By the late ’60s, Stax was being run by a former civil rights activist named Al Bell (though it was still owned by Mr. Stewart) and was looking for inroads to white America. Redding’s unforgettable appearance at the 1967 Monterey Pop Festival — alongside Janis Joplin, the Grateful Dead, and The Who, among others — launched the singer and his label into the stratosphere. Redding’s powerhouse vocals and infectious stage presense were impossible to resist. The live footage of Redding, of Sam & Dave, and of the MGs twisting and shouting before throngs of barely contained teenagers lends the documentary its most watchable moments.

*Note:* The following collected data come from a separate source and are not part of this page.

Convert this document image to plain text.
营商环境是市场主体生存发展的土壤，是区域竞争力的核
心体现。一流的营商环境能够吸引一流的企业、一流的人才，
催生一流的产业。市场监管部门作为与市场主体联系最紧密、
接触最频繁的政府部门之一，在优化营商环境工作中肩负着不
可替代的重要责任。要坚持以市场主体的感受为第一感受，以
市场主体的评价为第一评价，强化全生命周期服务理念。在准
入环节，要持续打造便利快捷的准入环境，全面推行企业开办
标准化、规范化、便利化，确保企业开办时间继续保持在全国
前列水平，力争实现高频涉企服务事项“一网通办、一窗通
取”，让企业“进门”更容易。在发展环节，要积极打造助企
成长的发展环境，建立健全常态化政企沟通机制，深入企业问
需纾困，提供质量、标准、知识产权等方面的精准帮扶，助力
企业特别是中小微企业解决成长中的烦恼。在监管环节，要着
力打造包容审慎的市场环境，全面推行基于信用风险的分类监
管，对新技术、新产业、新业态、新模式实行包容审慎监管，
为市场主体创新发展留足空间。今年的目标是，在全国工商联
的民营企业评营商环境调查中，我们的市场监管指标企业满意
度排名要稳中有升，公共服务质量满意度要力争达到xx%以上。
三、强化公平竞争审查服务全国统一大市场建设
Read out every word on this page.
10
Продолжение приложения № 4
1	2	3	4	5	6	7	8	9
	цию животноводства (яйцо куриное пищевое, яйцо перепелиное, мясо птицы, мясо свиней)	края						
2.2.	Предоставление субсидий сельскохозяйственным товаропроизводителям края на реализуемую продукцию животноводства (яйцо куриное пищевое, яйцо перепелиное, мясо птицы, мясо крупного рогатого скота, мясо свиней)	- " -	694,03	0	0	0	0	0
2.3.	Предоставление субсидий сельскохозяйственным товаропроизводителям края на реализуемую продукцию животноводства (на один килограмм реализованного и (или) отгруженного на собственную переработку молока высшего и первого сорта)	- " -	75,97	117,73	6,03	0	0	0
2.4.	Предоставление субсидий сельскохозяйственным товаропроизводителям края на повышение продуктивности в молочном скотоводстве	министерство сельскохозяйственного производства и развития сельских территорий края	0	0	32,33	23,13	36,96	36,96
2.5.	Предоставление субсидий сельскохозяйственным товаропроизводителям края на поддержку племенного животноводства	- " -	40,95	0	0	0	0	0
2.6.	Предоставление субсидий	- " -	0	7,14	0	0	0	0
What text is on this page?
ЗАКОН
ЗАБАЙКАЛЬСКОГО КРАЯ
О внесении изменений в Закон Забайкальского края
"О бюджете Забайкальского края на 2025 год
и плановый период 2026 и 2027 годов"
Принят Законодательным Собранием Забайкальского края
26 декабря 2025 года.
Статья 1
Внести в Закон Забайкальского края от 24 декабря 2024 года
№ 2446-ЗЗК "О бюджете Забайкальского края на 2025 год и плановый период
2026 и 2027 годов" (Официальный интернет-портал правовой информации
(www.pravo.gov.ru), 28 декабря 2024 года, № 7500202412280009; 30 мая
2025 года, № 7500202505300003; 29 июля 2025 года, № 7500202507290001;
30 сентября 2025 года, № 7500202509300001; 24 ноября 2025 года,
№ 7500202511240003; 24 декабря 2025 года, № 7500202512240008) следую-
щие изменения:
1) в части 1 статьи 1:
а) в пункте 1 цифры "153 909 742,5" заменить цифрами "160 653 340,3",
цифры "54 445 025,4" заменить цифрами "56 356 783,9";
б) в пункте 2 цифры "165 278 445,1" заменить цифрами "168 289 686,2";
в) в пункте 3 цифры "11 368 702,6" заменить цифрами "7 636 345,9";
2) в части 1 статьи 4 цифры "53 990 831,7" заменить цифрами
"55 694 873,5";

Redding provided the soundtrack for the social revolution taking shape under the stewardship of Martin Luther King, Jr. So when Redding’s private plane crashed into a Wisconsin lake on December 10, 1967, the effect on Stax and soul music was much the same as the assasination of Martin Luther King Jr. on the country at large. The label had lost its biggest star, along with his crossover appeal for white rock and folk fans. Not long after, it learned that its distribution deal with Atlantic Records gave the New York label ownership of everything Stax had recorded to date. (“I had not read the fine print in the distribtuion agreement,” Mr. Stewart admits in the film.) Poor financial foresight and the bloated promise of fortune of had corroded the label from the inside out.
As the 1970s dawned, Stax had fallen apart, and much like the wounded black community, the label closed ranks and began to focus exclusively on the black market. Suddenly, integration didn’t seem like the way forward, and Mr. Bell pulled Stax toward the black power movement that was rising from the ashes of the love decade, signing exclusively black artists and advertising for an exclusively black audience. As the documentary points out, it is difficult, even now, to blame him. There was more violence and unrest both inside and outside of Stax Records, but Mr. Bell was not expoliting his community’s sense of anger so much as building his own economic base of black consumers. Further ventures into movie production and sports ownership lifted Stax back into the black, but it also dragged the label away from its original commitment to the music.
Tellingly, the mid-’70s hosted a remarkable resurgence for the label, which, at one point, replaced cotton as the biggest industry in Memphis. But as the money flowed, the egos grew, and the country stumbled forward, the music suffered. So what should be an uplifiting story of Stax’s triumphant return is instead the most tedious portion of this two-hour film. Gold-plated cars took the place of gold records, and a subsequent distribution deal with Clive Davis’s powerful CBS Records, which looked like the final step to salvation until Mr. Davis was fired by CBS, once again left Stax fending off bankruptcy — a fight it would lose in 1976.
By that point, though, the innocence of possibilty that had taken a musical form on one street corner in Memphis had long since died away, taking the ingredients of soul music with it.